De Rerum Natura

Lucretius

Lucretius. De Rerum Natura. William Ellery Leonard. E. P. Dutton. 1916.

  1. And when perchance, in mingling seed with his,
  2. The female hath o'erpowered the force of male
  3. And by a sudden fling hath seized it fast,
  4. Then are the offspring, more from mothers' seed,
  5. More like their mothers; as, from fathers' seed,
  6. They're like to fathers. But whom seest to be
  7. Partakers of each shape, one equal blend
  8. Of parents' features, these are generate
  9. From fathers' body and from mothers' blood,
  10. When mutual and harmonious heat hath dashed
  11. Together seeds, aroused along their frames
  12. By Venus' goads, and neither of the twain
  13. Mastereth or is mastered.

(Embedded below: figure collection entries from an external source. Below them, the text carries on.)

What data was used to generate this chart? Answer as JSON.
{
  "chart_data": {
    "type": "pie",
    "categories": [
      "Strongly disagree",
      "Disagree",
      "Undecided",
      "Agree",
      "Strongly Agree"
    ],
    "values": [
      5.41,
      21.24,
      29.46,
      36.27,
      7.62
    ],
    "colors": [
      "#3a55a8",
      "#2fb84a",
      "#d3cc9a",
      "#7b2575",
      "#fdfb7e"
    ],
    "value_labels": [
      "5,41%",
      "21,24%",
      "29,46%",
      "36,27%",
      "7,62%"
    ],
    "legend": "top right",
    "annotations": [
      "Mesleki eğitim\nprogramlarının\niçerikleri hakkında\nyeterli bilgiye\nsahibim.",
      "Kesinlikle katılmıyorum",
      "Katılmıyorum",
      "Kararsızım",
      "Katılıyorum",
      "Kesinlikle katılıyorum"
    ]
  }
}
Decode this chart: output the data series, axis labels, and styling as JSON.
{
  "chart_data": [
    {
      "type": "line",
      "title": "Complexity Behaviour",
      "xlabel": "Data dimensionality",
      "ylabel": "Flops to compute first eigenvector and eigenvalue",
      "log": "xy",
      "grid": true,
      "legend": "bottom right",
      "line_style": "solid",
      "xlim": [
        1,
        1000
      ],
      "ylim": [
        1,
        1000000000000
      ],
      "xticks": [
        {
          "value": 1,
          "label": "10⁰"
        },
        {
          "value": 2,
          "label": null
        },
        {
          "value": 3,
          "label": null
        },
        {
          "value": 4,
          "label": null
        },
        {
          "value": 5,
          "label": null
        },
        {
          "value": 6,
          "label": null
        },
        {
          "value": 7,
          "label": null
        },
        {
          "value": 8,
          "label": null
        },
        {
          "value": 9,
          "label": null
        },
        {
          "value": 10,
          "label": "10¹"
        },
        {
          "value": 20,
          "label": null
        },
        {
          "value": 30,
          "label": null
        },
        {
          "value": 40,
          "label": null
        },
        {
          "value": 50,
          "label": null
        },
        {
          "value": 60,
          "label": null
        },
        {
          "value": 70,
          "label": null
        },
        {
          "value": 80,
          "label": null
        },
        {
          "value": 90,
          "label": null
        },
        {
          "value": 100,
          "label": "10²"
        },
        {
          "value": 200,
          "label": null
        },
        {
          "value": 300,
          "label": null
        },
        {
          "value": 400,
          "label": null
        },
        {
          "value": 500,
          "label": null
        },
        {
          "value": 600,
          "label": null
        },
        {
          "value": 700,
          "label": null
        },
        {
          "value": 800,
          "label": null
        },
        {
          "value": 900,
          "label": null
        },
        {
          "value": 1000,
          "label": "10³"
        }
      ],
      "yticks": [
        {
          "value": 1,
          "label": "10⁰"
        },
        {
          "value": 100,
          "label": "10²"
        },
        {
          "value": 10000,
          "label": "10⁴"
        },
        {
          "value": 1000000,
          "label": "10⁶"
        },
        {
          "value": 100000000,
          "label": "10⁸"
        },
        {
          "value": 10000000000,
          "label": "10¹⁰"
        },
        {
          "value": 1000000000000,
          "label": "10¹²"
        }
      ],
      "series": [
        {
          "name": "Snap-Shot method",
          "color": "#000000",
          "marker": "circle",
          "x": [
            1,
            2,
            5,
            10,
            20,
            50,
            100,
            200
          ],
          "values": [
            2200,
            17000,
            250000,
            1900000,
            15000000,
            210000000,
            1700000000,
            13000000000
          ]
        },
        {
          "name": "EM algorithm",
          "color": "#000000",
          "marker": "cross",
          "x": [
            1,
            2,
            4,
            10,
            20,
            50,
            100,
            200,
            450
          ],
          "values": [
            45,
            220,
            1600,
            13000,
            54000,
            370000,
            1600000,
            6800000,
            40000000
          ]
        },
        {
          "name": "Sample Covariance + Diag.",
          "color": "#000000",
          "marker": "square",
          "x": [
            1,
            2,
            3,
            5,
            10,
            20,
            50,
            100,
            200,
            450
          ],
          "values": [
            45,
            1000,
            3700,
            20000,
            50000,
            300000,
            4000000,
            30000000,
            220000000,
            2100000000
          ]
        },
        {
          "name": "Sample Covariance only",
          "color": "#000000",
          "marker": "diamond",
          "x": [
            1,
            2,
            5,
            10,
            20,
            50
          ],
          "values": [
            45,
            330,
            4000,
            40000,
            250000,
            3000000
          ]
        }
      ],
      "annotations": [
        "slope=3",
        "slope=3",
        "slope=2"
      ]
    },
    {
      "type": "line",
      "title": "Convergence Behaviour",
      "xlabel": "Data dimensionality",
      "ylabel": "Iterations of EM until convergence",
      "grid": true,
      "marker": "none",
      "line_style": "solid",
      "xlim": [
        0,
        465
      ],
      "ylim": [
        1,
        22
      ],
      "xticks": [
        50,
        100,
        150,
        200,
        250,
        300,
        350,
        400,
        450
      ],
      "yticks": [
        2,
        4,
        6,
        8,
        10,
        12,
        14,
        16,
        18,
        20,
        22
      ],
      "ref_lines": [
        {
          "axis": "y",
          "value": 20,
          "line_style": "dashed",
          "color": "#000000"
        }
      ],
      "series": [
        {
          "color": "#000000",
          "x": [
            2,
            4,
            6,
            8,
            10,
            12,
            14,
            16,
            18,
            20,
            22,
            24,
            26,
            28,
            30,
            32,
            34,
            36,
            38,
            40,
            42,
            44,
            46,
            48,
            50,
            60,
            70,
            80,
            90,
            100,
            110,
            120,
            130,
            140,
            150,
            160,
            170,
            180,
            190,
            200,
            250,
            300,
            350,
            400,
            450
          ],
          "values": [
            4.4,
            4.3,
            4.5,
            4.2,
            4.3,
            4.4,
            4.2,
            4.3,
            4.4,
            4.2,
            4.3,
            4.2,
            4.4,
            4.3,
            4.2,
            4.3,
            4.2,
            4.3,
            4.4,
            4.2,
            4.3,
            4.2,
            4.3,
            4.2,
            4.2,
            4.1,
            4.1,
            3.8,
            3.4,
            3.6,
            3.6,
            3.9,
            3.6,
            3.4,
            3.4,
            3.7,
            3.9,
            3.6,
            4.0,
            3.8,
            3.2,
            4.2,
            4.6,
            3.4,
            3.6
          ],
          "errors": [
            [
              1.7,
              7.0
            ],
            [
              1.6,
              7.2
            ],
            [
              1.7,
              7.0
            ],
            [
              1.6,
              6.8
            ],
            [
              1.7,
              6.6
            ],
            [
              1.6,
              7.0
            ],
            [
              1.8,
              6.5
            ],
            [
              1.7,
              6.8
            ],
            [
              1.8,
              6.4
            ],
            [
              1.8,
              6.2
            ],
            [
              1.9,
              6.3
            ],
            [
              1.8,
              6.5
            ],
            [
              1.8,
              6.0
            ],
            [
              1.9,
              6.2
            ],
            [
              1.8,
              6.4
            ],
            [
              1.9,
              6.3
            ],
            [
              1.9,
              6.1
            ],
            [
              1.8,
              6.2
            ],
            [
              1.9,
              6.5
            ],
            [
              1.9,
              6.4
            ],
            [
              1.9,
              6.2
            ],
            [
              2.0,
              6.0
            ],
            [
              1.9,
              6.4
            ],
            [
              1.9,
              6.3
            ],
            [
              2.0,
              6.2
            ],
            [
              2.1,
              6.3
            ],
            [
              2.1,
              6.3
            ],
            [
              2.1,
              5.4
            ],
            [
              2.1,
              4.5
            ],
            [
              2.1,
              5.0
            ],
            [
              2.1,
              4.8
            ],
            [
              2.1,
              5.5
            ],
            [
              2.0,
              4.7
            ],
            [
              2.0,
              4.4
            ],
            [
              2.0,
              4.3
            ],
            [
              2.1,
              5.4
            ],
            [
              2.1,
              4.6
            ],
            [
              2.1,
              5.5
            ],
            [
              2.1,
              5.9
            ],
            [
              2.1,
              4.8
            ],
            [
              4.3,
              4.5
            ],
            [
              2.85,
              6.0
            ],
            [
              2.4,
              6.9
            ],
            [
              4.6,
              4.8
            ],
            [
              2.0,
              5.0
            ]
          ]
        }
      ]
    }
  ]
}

Happens too
  14. That sometimes offspring can to being come
  15. In likeness of their grandsires, and bring back
  16. Often the shapes of grandsires' sires, because
  17. Their parents in their bodies oft retain
  18. Concealed many primal germs, commixed
  19. In many modes, which, starting with the stock,
  20. Sire handeth down to son, himself a sire;
  21. Whence Venus by a variable chance
  22. Engenders shapes, and diversely brings back
  23. Ancestral features, voices too, and hair.
  24. A female generation rises forth
  25. From seed paternal, and from mother's body
  26. Exist created males: since sex proceeds
  27. No more from singleness of seed than faces
  28. Or bodies or limbs of ours: for every birth
  29. Is from a twofold seed; and what's created
  30. Hath, of that parent which it is more like,
  31. More than its equal share; as thou canst mark,-
  32. Whether the breed be male or female stock.